First Issues

53 9 5
                                    

Aku berdiri di antara banyaknya kaum dokter, suster, beserta staf bagian apoteker maupun keuangan---di dalam ruangan khusus---kalian bisa menyebutnya 'aula'. Di rumah sakit ini memang memiliki beberapa ruangan kosong yang bukan merupakan tempat untuk pasien, salah satunya tempat yang sedang kutempati saat ini.

Setelah melewati berbagai ujian kemarin, aku dinyatakan lulus sebagai dokter magang 'termuda'. Walaupun Ny. Forrest sebenarnya sangat ragu akan kelulusanku, mungkin karena ia mengenal ibuku di masa lalu....

Mungkin?

Mera memberitahuku bahwa hari ini aku akan mengucapkan pidato, ucapan rasa syukur, dan sumpah sebagai seorang dokter. Tubuhku dibaluti jubah berwarna merah hati, dan baju wisuda berwarna hitam beledru, beserta topi wisuda hitam. Aku juga disuruh memegang salah satu buku yang berisikan 'ikrar dokter'---berbentuk persegi panjang dan berwarna merah.

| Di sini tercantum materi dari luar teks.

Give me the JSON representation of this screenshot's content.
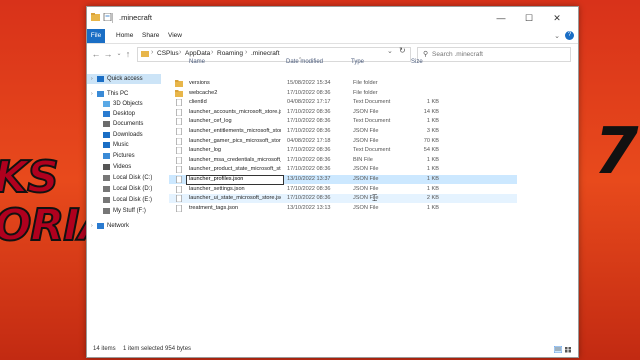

Bagiku, ini adalah salah satu hal yang berlebihan untuk seorang dokter magang. Namun, Ny. Forrest yang membuat semua peraturan ini, janji-janji, lokasi, pengawasan, karena opiniku yah...

Dia takut kalau suatu saat aku mengingkar poin-poin yang ada di buku ikrar, dan kalian bisa tebak sendiri alasannya.

Aku sudah berdiri di atas stage. Semua mata memandang ke arahku, kondisi ruangan ini berubah 100% hening. Mera ada di kursi paling depan bersama ibunya, ia mengacungkan kepalan tangan sebagai tanda memberiku semangat.

Aku menarik napas pelan. Ny. Forrest menatapku datar.

"Saya mengucapkan terima kasih kepada pihak Charité Universitätsmedizin Berlin yang telah menerima saya, Serrena Sloan sebagai dokter magang disini, terutama Mrs. Forrest telah meluluskan saya dan saya akan melaksanakan tugas seorang dokter dengan serius. Saya mohon bantuan kalian semua agar dapat membantu saya dalam kegiatan praktik,"

Aku membuka buku ikrar dokter, kemudian membacakannya di depan umum.

"Saya akan mengucapkan ikrar saya," aku menarik napas. "Janji pertama, saya akan senantiasa mengutamakan kesehatan pasien, dengan memperhatikan kepentingan masyarakat. Janji kedua, saya akan mentaati dan mengamalkan Kode Etik Kedokteran Jerman. Janji ketiga, saya akan membaktikan hidup saya guna kepentingan kemanusiaan. Janji keempat, saya akan menjalankan tugas dengan cara yang terhormat sesuai dengan martabat pekerjaan saya sebagai dokter. Janji kelima, saya akan merahasiakan segala sesuatu yang saya ketahui karena profesi saya. Janji keenam, saya tidak akan menggunakan pengetahuan saya untuk sesuatu yang bertentangan dengan kemanusiaan, sekalipun diancam."

Semua orang berdiri, bertepuk tangan. Terlebih lagi ketika ada seseorang yang memberiku sertifikat seraya menjabat tanganku. Ketika aku turun dari stage, banyak orang yang mengerubungiku---mengucapkan congratulations---memuji---bertanya hal-hal ringan---bahkan ada yang menempelkan pipinya ke pipi kanan dan kiriku sebagai tanda salam. Senyumku terukir, ini adalah kebanggaanku yang pertama kali seumur hidup.

Mera memelukku, dan ternyata ia sudah mulai berani mencubit-cubit pipiku. "Serrenaaaaa! Congratulation for you dear, you are belong to be a doctor!"

Aku membalas pelukannya, pipiku terasa sakit karena dicubitnya. "Hey, stop what you did! Anyway, i'm very glad while you've greatful to me, hahaha,"

45 menit, waktu mereka menghabiskan ucapan congratulation untukku. Walau hampir semua orang berduyun-duyun mendatangiku, hanya ada satu orang yang memperhatikanku dari jauh. Kulirik sekilas, Ny. Forrest---masih dengan tatapan datarnya---menatapku bak patung yang diletakkan di sembarang tempat. Aku mengacuhkannya, untuk apa aku mengurus wanita itu? Toh sekarang aku tidak perlu berurusan dengannya lagi!